Nos últimos séculos a humanidade vem ignorando enfaticamente diversas instâncias de conhecimento em prol de uma única, hegemônica, que é a da razão, da lógica, das justificativas de ordem pragmática. Acho vital, para nossa sobrevivência diante da hostilidade capitalista que nos oprime cotidianamente – e que é vivida no corpo e pelo corpo –, que providenciemos lugar onde outras inteligências possam se desenvolver e onde elas se complementem. Onde possamos partilhar o que existe de sensível no mundo e, daí, colher uma sabedoria mais adensada e intensificada.

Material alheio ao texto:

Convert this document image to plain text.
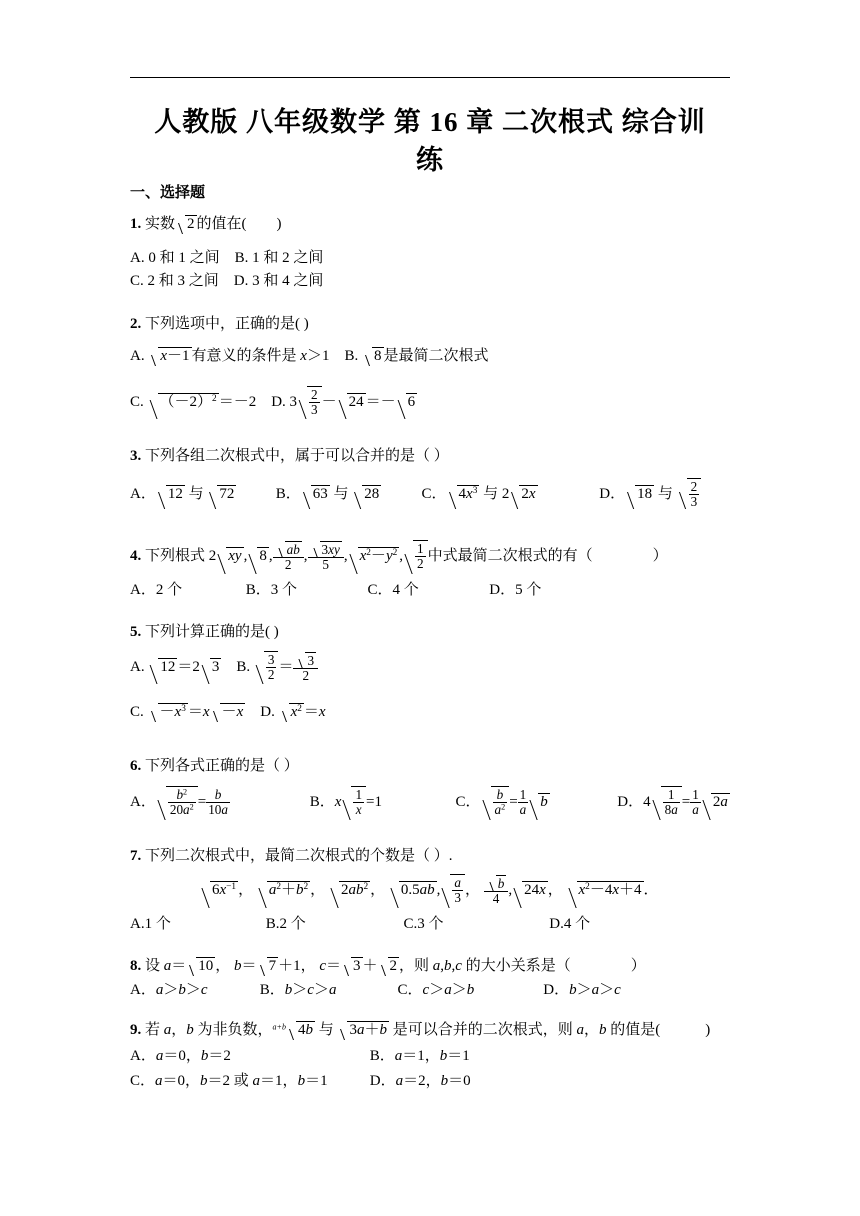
人教版 八年级数学 第 16 章 二次根式 综合训
练
一、选择题
1. 实数 2 的值在(　　)
A. 0 和 1 之间 B. 1 和 2 之间
C. 2 和 3 之间 D. 3 和 4 之间
2. 下列选项中，正确的是( )
A. x－1 有意义的条件是 x＞1 B. 8 是最简二次根式
C. $(-2)^2 =-2$ D. $3 \frac{2}{3} - 24 =- 6$
3. 下列各组二次根式中，属于可以合并的是（ ）
A． 12 与 72	B． 63 与 28	C． $4x^3$ 与 2 2x	D． 18 与 $\frac{2}{3}$
4. 下列根式 2 xy , 8 , $\frac{ab}{2}$ , $\frac{3xy}{5}$ , $x^2-y^2$ , $\frac{1}{2}$ 中式最简二次根式的有（　　　　）
A．2 个	B．3 个	C．4 个	D．5 个
5. 下列计算正确的是( )
A. 12 ＝2 3 B. $\frac{3}{2} = \frac{3}{2}$
C. $-x^3 =x -x$ D. $x^2 =x$
6. 下列各式正确的是（ ）
A． $\frac{b^2}{20a^2} = \frac{b}{10a}$	B．x $\frac{1}{x} =1$	C． $\frac{b}{a^2} = \frac{1}{a}$ b	D．$4 \frac{1}{8a} = \frac{1}{a} 2a$
7. 下列二次根式中，最简二次根式的个数是（ ）.
$6x^{-1}$ ， $a^2+b^2$ ， $2ab^2$ ， 0.5ab , $\frac{a}{3}$ ， $\frac{b}{4}$ , 24x ， $x^2-4x+4$ ．
A.1 个	B.2 个	C.3 个	D.4 个
8. 设 a＝ 10 ， b＝ 7 ＋1， c＝ 3 ＋ 2 ，则 a,b,c 的大小关系是（　　　　）
A．a＞b＞c	B．b＞c＞a	C．c＞a＞b	D．b＞a＞c
9. 若 a，b 为非负数，$^{a+b}$ 4b 与 3a＋b 是可以合并的二次根式，则 a，b 的值是(　　　)
A．a＝0，b＝2	B．a＝1，b＝1
C．a＝0，b＝2 或 a＝1，b＝1	D．a＝2，b＝0
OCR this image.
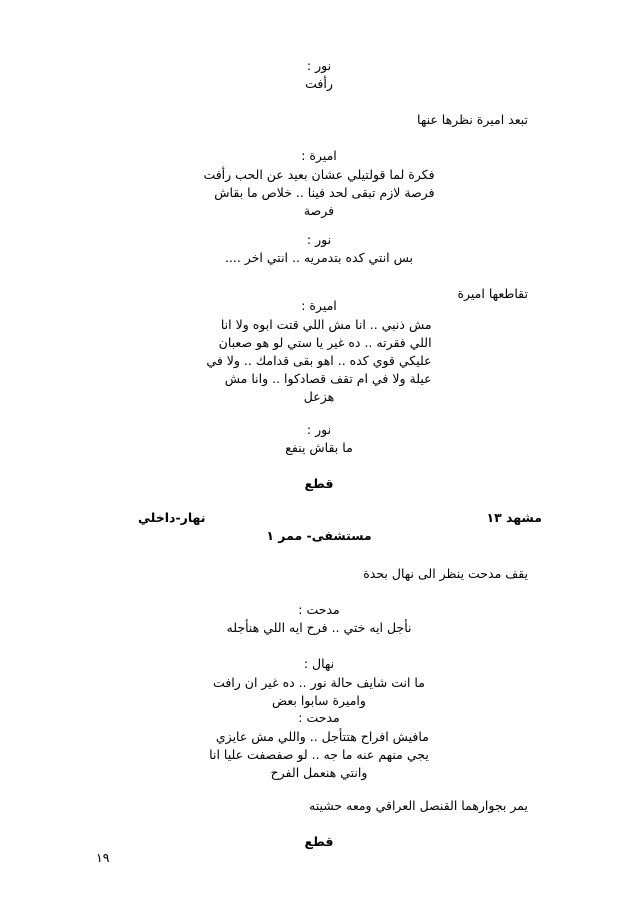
نور :
رأفت
تبعد اميرة نظرها عنها
اميرة :
فكرة لما قولتيلي عشان بعيد عن الحب رأفت
فرصة لازم تبقى لحد فينا .. خلاص ما بقاش
فرصة
نور :
بس انتي كده بتدمريه .. انتي اخر ....
تقاطعها اميرة
اميرة :
مش ذنبي .. انا مش اللي قتت ابوه ولا انا
اللي فقرته .. ده غير يا ستي لو هو صعبان
عليكي قوي كده .. اهو بقى قدامك .. ولا في
عيلة ولا في ام تقف قصادكوا .. وانا مش
هزعل
نور :
ما بقاش ينفع
قطع
مشهد ١٣
نهار-داخلي
مستشفى- ممر ١
يقف مدحت ينظر الى نهال بحدة
مدحت :
نأجل ايه ختي .. فرح ايه اللي هنأجله
نهال :
ما انت شايف حالة نور .. ده غير ان رافت
واميرة سابوا بعض
مدحت :
مافيش افراح هتتأجل .. واللي مش عايزي
يجي منهم عنه ما جه .. لو صفصفت عليا انا
وانتي هنعمل الفرح
يمر بجوارهما القنصل العراقي ومعه حشيته
قطع
١٩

Costumo defender que a arte é um desses lugares de sobrevivência. Outro com certeza é o esporte. Mais do que a prática de ambos, devemos lutar pela consciência que eles podem aprimorar. Lutar para que a educação pelo esporte seja tão relevante quanto pela matemática, pela história, pela biologia etc. Uma sociedade com tamanha defasagem educacional como esta em que vivemos jamais será justa com os seus desejos e as suas potências. Por ora, como bem sabemos, ela só condiz com o próprio sistema que a oprime.

Quem sabe os jogos olímpicos, apesar de toda a problemática política, econômica e social que trouxeram ao Brasil, não provoquem também algum contágio em relação ao esporte? Que esse contágio seja grave o suficiente para irromperem regimes de consciência mais complexos, que deem conta de apreender a situação do país, unir as pessoas e transformar o sistema político-social de forma mais efetiva, onde os demais modos de consciência e de conhecimento têm falhado dia após dia, ato após ato.